Utilizo aqui o termo "estado" não como sinônimo de máquina estatal nacional, mas para designar uma situação, uma condição social, um regime de regulação em que as relações sociais são mediadas por normas jurídicas que pretender dar conta de todos os desejos e necessidades sociais, assim reconhecidas por um determinado centro de poder com força coativa.

Nesse sentido, qualquer instância de poder, nacional, internacional ou transacional que reivindique a ideia de estado de direito para justificar seu poder abre espaço para um processo ininterrupto e imprevisível de politização que terá como objetivo fazer valer a promessa contida em tal ideia, por meio de reivindicações que irão procurar incluir interesses incluídos e, por via de consequência, questionar a distribuição de bens, poder político e poder simbólico instituídos e garantidos por aquelas regras.

Ao menos essa é a lição que aprendemos no Ocidente com a entrada do proletariado no Parlamento, episódio central de um processo de luta por direitos que resultou na criação das assim denominadas três gerações de direitos (civis, políticos, sociais) e que continua a pressionar as instituições formais para reconstruir as o direito posto com o objetivo de alojar novos interesses, questionando a posição dos grupos já protegidos e tornando a revisão constante do direito posto uma necessidade da qual não se pode escapar, sob pena de deslegitimar no regime político.

Fácil é perceber, portanto, como a ideia de estado de direito é incômoda, especialmente em regimes de grandes desigualdades e com amplos contingentes de excluídos. A promessa de igualdade contida no estado de direito é capaz de motivar os agentes sociais a reivindicar os direitos que entendem serem devidos eles e, portanto, a desestabilizar a posição de quem já se encontra incluído. Afinal, quando falamos e direitos está em jogo a disputa por recursos públicos e por reconhecimento simbólico deste ou daquele interesse social.

A. Figuras da perversão do direito

É possível perceber, portanto, que os poderosos tentem perverter o direito, ou seja, que procuram utilizar o direito para conferir aparência jurídica a espaços de puro arbítrio nos quais seria possível agir sem o controle da sociedade civil, em função apenas dos interesses dos poderosos3.

Em um estado de direito, insistimos, as normas que regulam nosso comportamento devem ser responsivas aos desejos e necessidades sociais, seja em sua criação, seja em sua aplicação. A criação de normas que não passem pelo crivo da sociedade ou que atinjam de forma injusta determinados grupos e não outros caracterizam a perversão do direito, a qual faz com que o estado de direito passe a funcionar de maneira patológica4, frustrando a promessa que este regime faz às sociedades nas quais está presente.

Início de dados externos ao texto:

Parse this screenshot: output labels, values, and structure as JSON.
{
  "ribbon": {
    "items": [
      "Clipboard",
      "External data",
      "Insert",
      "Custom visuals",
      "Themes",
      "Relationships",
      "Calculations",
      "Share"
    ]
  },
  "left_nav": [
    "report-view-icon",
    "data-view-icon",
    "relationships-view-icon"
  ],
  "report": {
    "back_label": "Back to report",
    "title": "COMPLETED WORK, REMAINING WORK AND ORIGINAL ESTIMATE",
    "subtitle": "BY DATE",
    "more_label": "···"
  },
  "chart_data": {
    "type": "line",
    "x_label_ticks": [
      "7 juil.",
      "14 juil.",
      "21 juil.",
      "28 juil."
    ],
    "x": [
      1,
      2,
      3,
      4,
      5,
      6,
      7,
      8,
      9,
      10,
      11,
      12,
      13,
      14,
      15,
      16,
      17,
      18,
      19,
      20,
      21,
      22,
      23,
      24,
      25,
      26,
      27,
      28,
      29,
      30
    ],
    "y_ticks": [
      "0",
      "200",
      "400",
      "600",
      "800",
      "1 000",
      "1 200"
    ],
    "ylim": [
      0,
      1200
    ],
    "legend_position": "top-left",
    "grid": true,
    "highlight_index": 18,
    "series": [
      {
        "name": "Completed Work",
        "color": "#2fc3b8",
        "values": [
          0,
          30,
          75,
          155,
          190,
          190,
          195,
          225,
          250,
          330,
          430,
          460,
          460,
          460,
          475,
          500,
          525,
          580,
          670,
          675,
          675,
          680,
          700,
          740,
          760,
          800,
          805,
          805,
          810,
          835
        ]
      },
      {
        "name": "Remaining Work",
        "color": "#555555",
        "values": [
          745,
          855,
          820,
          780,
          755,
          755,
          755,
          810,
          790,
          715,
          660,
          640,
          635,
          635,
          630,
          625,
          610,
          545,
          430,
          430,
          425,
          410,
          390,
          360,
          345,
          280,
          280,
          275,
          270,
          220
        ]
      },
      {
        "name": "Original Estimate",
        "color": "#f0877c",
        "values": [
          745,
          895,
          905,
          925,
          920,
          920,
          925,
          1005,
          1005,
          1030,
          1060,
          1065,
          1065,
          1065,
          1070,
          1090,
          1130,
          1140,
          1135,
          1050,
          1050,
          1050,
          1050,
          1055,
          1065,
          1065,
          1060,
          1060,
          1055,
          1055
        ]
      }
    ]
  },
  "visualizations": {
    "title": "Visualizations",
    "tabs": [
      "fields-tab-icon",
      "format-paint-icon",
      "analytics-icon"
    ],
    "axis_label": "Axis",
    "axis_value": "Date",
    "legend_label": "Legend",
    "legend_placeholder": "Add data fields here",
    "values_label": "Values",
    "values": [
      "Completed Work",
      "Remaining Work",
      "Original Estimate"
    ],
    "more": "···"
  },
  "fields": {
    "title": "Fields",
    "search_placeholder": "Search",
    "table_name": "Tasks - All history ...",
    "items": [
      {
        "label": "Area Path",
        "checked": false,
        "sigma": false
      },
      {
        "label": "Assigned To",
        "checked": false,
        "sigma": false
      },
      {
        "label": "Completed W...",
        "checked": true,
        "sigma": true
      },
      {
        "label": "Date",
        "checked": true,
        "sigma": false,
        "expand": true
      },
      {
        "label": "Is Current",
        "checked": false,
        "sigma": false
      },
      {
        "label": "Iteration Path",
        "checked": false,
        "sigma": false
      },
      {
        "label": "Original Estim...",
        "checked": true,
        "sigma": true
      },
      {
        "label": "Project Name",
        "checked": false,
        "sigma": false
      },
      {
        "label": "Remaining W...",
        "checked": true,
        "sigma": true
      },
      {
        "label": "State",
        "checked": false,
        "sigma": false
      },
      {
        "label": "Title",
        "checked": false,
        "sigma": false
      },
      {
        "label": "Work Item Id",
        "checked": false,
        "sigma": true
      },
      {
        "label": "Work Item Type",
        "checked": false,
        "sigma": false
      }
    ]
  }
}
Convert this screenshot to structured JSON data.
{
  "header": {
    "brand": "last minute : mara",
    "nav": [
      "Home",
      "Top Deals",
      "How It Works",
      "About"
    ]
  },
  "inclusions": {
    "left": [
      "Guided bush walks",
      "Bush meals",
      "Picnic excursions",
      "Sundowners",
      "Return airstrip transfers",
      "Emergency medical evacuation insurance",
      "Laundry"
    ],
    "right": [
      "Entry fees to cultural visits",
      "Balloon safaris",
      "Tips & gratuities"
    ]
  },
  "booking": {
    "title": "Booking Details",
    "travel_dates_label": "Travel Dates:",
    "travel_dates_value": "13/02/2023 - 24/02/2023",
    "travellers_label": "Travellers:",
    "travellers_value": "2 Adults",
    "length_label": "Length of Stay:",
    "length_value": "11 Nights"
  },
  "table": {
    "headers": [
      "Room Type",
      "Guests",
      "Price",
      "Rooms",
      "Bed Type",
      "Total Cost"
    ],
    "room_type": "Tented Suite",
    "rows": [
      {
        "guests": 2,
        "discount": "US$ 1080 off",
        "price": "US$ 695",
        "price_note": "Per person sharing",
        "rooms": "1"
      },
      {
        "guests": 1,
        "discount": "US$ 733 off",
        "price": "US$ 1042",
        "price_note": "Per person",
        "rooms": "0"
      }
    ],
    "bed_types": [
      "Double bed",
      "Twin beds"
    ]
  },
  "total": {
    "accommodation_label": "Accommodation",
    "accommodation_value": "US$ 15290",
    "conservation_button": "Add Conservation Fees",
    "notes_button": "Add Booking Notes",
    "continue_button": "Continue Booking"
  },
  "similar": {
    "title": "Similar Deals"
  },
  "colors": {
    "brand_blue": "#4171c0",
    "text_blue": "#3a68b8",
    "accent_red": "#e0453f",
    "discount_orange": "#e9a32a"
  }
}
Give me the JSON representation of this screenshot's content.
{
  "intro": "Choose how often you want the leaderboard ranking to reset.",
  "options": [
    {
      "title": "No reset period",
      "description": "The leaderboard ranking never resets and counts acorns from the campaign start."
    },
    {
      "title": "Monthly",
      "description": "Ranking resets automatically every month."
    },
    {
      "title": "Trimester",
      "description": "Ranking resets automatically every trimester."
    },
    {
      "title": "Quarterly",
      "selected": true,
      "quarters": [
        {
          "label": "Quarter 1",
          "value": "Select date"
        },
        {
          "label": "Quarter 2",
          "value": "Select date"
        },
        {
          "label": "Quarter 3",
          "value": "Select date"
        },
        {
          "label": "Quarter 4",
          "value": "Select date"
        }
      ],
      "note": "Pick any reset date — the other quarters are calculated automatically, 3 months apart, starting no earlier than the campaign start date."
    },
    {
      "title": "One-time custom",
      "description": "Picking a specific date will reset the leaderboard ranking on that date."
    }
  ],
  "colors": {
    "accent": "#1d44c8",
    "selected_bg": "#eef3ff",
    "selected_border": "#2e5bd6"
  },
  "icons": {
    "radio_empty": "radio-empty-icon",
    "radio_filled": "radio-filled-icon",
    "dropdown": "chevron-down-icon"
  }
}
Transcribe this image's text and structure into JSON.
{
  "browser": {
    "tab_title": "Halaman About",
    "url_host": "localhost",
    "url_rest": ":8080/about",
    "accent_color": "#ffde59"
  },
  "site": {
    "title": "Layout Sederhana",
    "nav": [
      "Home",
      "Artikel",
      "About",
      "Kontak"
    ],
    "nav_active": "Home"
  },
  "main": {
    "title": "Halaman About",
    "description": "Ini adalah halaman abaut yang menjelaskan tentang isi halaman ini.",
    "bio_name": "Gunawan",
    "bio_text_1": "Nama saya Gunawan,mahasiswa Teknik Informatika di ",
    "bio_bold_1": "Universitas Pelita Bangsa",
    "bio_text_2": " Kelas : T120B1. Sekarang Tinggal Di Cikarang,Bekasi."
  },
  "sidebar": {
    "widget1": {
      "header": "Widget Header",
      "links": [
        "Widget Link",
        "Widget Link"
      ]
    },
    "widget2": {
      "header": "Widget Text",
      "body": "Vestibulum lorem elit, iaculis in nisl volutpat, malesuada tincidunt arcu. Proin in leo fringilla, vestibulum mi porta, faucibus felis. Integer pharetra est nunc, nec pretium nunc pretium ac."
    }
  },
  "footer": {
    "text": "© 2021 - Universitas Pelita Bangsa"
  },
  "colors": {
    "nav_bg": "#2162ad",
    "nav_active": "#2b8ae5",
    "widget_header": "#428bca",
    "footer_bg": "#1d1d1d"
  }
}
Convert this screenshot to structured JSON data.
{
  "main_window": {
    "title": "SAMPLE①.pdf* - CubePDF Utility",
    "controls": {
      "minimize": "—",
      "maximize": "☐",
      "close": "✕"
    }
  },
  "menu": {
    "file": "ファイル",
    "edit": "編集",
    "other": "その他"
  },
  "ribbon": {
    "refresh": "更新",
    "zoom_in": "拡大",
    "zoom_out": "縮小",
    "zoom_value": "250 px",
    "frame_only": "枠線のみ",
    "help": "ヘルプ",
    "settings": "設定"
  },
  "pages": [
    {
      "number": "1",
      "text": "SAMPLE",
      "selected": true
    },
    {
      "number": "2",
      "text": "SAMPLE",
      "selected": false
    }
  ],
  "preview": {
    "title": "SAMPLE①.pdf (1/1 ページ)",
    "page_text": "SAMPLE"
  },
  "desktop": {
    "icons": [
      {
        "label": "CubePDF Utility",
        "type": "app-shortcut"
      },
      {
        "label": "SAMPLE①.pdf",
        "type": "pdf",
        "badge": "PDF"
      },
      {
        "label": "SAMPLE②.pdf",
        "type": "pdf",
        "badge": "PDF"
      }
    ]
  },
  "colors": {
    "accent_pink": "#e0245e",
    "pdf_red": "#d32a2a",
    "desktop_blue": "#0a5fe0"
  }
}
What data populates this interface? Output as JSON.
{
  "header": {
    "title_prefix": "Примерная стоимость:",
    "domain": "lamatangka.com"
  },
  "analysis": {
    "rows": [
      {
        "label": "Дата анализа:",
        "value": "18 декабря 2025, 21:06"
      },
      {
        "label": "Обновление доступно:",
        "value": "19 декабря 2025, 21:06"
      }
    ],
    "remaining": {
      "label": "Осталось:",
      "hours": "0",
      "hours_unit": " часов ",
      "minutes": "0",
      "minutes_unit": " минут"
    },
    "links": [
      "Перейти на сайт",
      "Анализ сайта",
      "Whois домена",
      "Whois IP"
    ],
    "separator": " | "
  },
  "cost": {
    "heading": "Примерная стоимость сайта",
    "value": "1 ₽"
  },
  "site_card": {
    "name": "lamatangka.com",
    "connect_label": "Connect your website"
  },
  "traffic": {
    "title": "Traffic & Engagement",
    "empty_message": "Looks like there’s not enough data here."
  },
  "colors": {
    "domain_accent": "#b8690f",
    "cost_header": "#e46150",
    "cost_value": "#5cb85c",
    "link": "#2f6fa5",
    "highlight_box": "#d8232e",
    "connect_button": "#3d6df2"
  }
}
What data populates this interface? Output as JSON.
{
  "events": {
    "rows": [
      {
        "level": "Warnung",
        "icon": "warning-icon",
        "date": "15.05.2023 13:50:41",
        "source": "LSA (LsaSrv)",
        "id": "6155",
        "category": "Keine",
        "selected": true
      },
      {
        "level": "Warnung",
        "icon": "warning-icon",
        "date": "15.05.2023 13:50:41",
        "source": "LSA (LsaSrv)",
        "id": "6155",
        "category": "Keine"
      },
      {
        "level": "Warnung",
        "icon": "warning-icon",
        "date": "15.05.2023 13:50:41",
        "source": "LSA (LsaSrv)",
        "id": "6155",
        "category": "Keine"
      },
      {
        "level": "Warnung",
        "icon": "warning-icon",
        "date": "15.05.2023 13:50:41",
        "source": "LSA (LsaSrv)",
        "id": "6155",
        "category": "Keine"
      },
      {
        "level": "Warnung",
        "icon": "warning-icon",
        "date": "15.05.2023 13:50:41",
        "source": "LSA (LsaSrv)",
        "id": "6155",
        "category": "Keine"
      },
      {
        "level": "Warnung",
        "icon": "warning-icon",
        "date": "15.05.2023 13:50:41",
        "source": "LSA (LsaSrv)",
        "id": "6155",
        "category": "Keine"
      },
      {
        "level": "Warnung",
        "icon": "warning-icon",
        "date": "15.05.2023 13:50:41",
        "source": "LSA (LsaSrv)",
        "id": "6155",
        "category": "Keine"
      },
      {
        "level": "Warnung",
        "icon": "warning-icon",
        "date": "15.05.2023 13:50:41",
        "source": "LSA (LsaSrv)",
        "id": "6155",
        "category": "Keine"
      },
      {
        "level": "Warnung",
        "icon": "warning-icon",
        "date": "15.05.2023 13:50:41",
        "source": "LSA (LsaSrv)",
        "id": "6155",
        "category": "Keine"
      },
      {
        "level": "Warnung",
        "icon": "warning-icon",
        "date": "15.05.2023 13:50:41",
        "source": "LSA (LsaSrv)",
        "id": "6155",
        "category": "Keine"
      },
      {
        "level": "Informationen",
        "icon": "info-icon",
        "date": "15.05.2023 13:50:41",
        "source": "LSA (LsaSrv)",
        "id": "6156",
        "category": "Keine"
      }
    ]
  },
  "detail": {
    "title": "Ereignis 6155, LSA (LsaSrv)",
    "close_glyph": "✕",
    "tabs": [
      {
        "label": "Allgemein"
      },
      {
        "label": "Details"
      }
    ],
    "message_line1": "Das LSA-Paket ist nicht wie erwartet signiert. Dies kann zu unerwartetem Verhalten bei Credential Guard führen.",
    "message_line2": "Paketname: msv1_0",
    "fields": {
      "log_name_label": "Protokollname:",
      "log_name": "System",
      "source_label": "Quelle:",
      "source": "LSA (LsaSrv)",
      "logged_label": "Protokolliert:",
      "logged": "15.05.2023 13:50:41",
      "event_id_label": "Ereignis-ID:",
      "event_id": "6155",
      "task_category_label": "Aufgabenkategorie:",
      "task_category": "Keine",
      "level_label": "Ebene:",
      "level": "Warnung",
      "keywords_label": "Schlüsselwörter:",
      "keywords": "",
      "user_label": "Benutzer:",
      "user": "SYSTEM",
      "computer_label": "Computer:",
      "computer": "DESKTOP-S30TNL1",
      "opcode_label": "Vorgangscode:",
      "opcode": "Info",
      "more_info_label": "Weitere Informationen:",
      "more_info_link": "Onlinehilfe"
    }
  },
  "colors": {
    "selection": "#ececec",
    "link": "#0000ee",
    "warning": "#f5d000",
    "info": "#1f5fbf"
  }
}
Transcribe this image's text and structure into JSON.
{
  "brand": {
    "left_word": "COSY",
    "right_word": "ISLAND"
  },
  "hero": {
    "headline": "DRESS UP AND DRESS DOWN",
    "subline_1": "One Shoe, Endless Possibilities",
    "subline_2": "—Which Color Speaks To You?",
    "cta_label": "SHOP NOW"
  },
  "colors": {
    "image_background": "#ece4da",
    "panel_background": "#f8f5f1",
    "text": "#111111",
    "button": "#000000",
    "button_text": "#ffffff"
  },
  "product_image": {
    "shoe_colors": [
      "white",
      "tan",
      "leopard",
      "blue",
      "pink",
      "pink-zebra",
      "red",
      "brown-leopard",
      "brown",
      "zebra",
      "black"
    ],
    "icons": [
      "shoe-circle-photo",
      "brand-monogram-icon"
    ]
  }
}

Tomo a ideia de perversão do direto, ainda de forma tentativa, das páginas do livro Brasil: nunca mais, o relatório das pesquisas da Comissão Justiça e Paz sobre a tortura no Brasil na época da ditadura militar (ARNS, 2011). No livro, considera-se perversão do direito a manipulação das normas com o intuito de dar forma jurídica a atos arbitrários que não seriam tolerados caso as instituições estivessem funcionando normalmente; atos que destoam da literalidade das leis ou que violam práticas evidentemente legais. A perversão do direito, veremos a seguir, pode se manifestar em três figuras diferentes: fuga do direito, falsa legalidade e zona de autarquia.

I. Fuga do direito

A primeira figura da perversão do direito, identificada em meu doutorado, eu chamei de fuga do direito em um diálogo com a obra de Franz Neumann, em especial o livro O império do direito, escrito em 1936, publicado em alemão e inglês apenas na década de 80 e em português em 20135. Como acabamos de mostrar, para que a ideia de estado de direito se mantenha na condição de justificação coerente do poder estatal, ele precisa reconhecer e se propor a acolher as demandas vindas da sociedade.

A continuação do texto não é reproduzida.